While writing the Tier-by-Tier walkthrough above, I noticed that the IsKoreanClient function I’d already shipped didn’t actually behave the way I was describing it. Tier 1’s if ok and lang == "kr" then return true end would silently fall through into Tier 2’s presence check whenever the API answered “not Korean,” meaning Tier 2 would override a perfectly valid negative answer from a more authoritative source.

I caught it not by running the code, but by trying to write a sentence that explained what Tier 2 was for. The sentence kept coming out wrong: “Tier 2 fires when Tier 1 can’t get a clean answer” was the intended behavior, but the code as written made Tier 2 fire whenever Tier 1 answered anything other than “yes.” The gap between the sentence I wanted to write and the code I’d actually shipped was the bug.

The fix is the version shown above; the buggy version is the “do not use” block. Both are kept in this article on purpose, because the meta-lesson is the more interesting one:

i18n surfaces bugs you’d never see in monolingual code. Writing about your code surfaces bugs you’d never see by reading it.

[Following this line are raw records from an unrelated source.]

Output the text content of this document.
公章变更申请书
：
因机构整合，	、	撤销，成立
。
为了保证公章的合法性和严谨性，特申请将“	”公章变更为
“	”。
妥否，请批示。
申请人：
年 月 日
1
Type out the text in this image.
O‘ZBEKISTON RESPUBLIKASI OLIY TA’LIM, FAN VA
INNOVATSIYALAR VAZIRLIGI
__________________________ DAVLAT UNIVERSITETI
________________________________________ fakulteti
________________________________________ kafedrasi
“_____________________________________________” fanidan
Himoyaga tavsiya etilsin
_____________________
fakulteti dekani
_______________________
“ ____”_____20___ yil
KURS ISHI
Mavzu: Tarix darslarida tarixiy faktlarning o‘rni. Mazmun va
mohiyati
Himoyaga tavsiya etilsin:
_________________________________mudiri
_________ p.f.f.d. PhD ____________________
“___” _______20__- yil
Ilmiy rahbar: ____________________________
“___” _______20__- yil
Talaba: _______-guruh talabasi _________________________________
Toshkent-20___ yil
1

Prose is a debugging technique. If you can’t describe the logic in plain English without your sentences contradicting each other, the logic probably isn’t clear — and “not clear” is usually one short hop from “not correct.” This entire article almost shipped with a buggy code sample explained by a sentence that the code didn’t actually obey. The sentence was right; the code wasn’t; and I only noticed because writing forces a level of precision that reading never does.

I’d been planning to put this article up as a polished retrospective. It now serves a second purpose: a worked example of why writing about a system is part of designing it.